I began to see that I had put too much emphasis on money and not enough on God. I shouldn’t have thought about it at all and remained dependent on a loving father who saw to it that we still have a roof over our heads and gave us the strength to keep going day after day.

 

I apologized to God because I realized that our relationship with God is not a human relationship. Human relationships break down when we often don’t feel like we get what we need from them. We think, “If he or she loved me they would have done this or that for me.” But our relationship with God is a covenant.
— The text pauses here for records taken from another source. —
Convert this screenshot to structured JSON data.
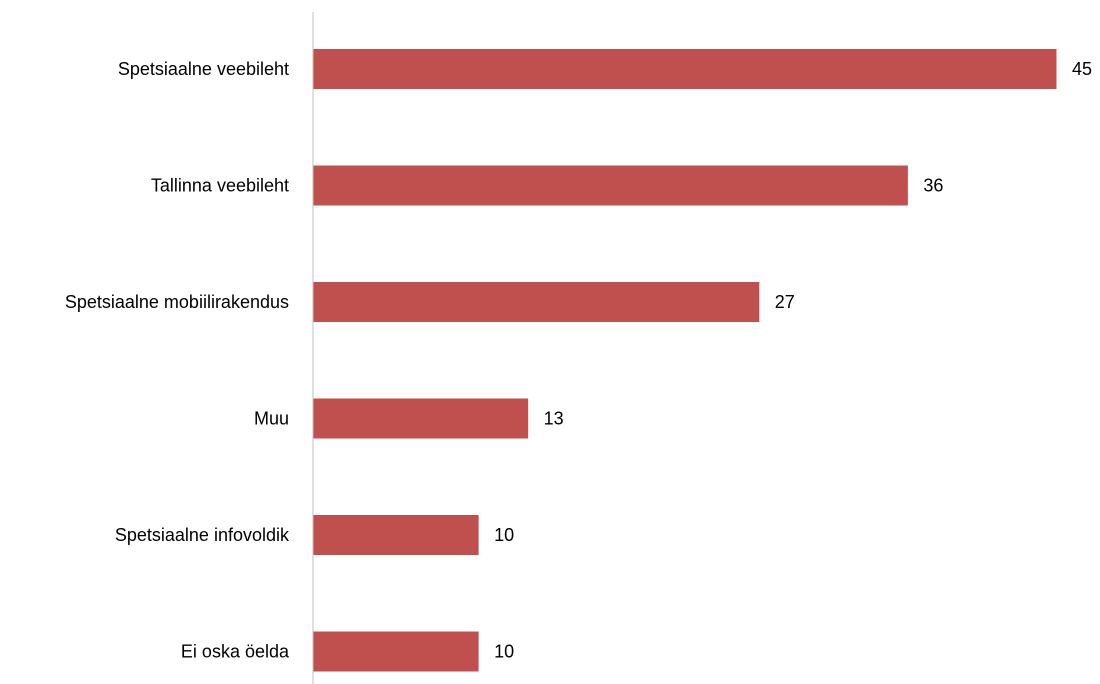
{
  "chart_data": {
    "type": "bar",
    "orientation": "horizontal",
    "categories": [
      "Spetsiaalne veebileht",
      "Tallinna veebileht",
      "Spetsiaalne mobiilirakendus",
      "Muu",
      "Spetsiaalne infovoldik",
      "Ei oska öelda"
    ],
    "values": [
      45,
      36,
      27,
      13,
      10,
      10
    ],
    "title": "",
    "xlabel": "",
    "ylabel": "",
    "xlim": [
      0,
      45
    ],
    "grid": false,
    "legend": "none",
    "bar_color": "#c0504d",
    "axis_color": "#bfbfbf"
  }
}
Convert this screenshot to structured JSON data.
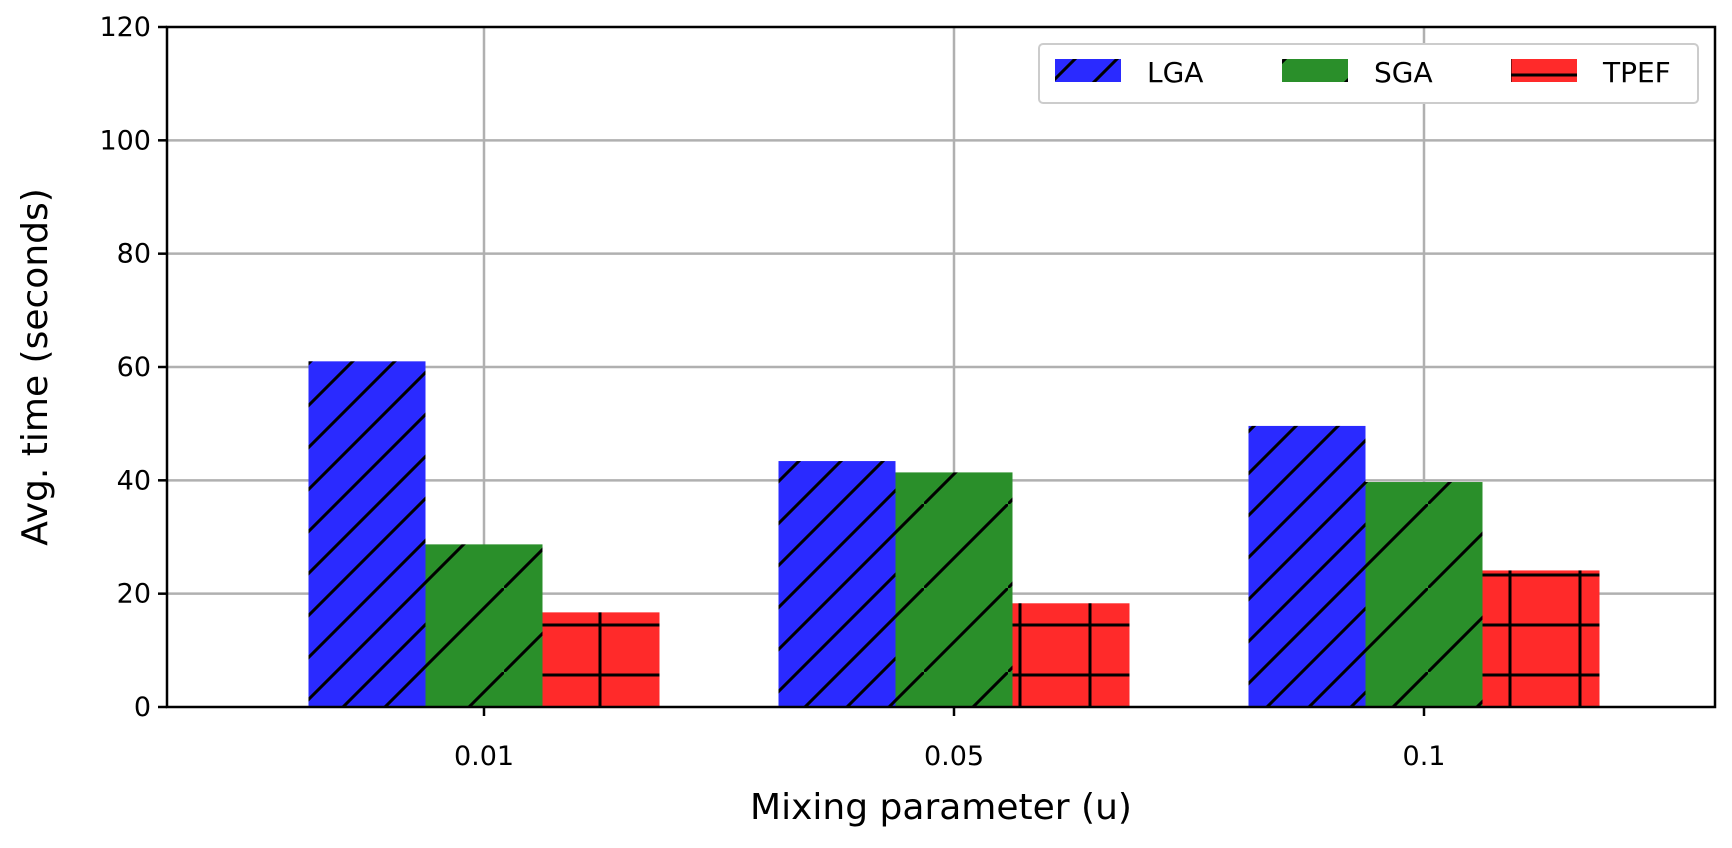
{
  "chart_data": {
    "type": "bar",
    "xlabel": "Mixing parameter (u)",
    "ylabel": "Avg. time (seconds)",
    "categories": [
      "0.01",
      "0.05",
      "0.1"
    ],
    "series": [
      {
        "name": "LGA",
        "values": [
          61.0,
          43.4,
          49.6
        ],
        "color": "#2a2aff",
        "hatch": "diagonal-sparse"
      },
      {
        "name": "SGA",
        "values": [
          28.7,
          41.4,
          39.7
        ],
        "color": "#2a8f2a",
        "hatch": "diagonal-sparser"
      },
      {
        "name": "TPEF",
        "values": [
          16.7,
          18.3,
          24.1
        ],
        "color": "#ff2a2a",
        "hatch": "grid"
      }
    ],
    "ylim": [
      0,
      120
    ],
    "yticks": [
      0,
      20,
      40,
      60,
      80,
      100,
      120
    ],
    "grid": true,
    "legend_position": "top-right"
  }
}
He never stops loving us, even when we do get mad at Him. It’s a love that is meant to be everlasting because He chose us. He knew who would be His from the beginning of time. That is a love that is supernatural. It’s a love that lasts through eternity. He is always on our side, and He promises to make something good out of our lives and restore the years the locusts have eaten away.

 

Any human relationship can and will end. Either through natural death or God only knows what. God’s love will never fail us.

 

Satan was laughing and dancing gleefully the day I threw myself on the floor and confronted God. I know that now and it breaks my heart. I was wrong. I realize now, more then ever, when you are working for God you are a prime target. The sooner Satan can make you mad enough to turn against God, the better for Him it is. The less people you can minister too the better it is for Satan. This is war. We have to put on armor and understand the enemy.

 

So get mad at God if you must, but don’t stay mad. Moses questioned God, Abraham questioned God and many others have too.

 

It’s okay to get mad, but it’s time to ask forgiveness of Him and restore your relationship. He’s waiting for you in the Garden! Meet Him there and make up with Him!